Korean J Nucl Med.
2004 Jun;38(3):233-240.
Automatic Interpretation of F-18-FDG Brain PET Using Artificial Neural Network: Discrimination of Medial and Lateral Temporal Lobe Epilepsy
- Affiliations
-
- 1Department of Nuclear Medicine, Seoul National University, College of Medicine, Seoul, Korea. dsl@plaza.snu.ac.kr
- 2Department of Biomedical Engineering, Seoul National University, College of Medicine, Seoul, Korea.
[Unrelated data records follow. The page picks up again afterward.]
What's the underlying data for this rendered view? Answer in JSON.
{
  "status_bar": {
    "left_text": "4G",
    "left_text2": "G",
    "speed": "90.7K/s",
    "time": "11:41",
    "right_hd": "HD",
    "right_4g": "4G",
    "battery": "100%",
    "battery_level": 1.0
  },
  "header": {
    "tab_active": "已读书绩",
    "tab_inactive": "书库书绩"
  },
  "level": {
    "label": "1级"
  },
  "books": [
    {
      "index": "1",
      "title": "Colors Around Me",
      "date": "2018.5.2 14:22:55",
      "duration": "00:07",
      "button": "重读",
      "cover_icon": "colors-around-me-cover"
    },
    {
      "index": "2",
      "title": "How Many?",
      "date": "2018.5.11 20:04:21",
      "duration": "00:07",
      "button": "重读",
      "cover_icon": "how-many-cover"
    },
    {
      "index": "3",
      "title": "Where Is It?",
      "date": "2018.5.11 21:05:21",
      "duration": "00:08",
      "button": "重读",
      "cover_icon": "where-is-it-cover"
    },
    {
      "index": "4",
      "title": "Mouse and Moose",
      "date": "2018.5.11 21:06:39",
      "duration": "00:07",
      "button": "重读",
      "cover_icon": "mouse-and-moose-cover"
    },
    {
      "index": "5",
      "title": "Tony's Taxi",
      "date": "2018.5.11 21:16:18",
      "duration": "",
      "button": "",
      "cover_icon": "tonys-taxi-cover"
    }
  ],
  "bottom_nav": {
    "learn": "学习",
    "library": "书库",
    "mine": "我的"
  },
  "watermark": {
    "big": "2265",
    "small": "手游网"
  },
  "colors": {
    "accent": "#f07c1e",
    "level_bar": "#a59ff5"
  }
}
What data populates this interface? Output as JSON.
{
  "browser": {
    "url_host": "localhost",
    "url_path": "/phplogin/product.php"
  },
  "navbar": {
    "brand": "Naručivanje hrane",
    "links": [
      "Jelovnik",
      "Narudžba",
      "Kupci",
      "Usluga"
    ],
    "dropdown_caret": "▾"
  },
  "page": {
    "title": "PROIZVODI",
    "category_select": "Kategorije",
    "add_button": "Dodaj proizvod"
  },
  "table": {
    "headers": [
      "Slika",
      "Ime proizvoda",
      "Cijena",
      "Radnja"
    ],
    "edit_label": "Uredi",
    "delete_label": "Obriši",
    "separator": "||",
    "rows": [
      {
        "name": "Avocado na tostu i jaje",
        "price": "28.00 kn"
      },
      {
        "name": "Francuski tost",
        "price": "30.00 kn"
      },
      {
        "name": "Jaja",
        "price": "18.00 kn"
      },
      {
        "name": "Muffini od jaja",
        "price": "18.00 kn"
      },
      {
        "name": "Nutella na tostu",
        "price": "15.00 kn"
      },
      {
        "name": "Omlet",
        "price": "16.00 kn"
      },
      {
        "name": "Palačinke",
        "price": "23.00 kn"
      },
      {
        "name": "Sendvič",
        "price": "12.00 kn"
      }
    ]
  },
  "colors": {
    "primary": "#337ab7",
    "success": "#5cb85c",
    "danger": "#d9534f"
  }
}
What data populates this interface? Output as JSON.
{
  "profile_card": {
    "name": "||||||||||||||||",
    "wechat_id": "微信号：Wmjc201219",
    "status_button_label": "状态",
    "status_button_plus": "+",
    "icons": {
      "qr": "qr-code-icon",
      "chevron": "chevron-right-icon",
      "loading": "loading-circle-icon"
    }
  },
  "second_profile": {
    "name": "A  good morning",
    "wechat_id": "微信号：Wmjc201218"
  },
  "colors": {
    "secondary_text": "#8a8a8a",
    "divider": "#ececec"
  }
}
- 3Department of Neurology, Seoul National University, College of Medicine, Seoul, Korea.
Abstract
- PURPOSE
We developed a computer-aided classifier using artificial neural network (ANN) to discriminate the cerebral metabolic pattern of medial and lateral temporal lobe epilepsy (TLE). Materials and METHODS: We studied brain F-18-FDG PET images of 113 epilepsy patients sugically and pathologically proven as medial TLE (left 41, right 42) or lateral TLE (left 14, right 16). PET images were spatially transformed onto a standard template and normalized to the mean counts of cortical regions. Asymmetry indices for predefined 17 mirrored regions to hemispheric midline and those for medial and lateral temporal lobes were used as input features for ANN. ANN classifier was composed of 3 independent multi-layered perceptrons (1 for left/right lateralization and 2 for medial/lateral discrimination) and trained to interpret metabolic patterns and produce one of 4 diagnoses (L/R medial TLE or L/R lateral TLE). Randomly selected 8 images from each group were used to train the ANN classifier and remaining 81 images were used as test sets. The accuracy of the diagnosis with ANN was estimated by averaging the agreement rates of independent 50 trials and compared to that of nuclear medicine experts. RESULTS: The accuracy in lateralization was 89% by the human experts and 90% by the ANN classifier. Overall accuracy in localization of epileptogenic zones by the ANN classifier was 69%, which was comparable to that by the human experts (72%). CONCLUSION: We conclude that ANN classifier performed as well as human experts and could be potentially useful supporting tool for the differential diagnosis of TLE.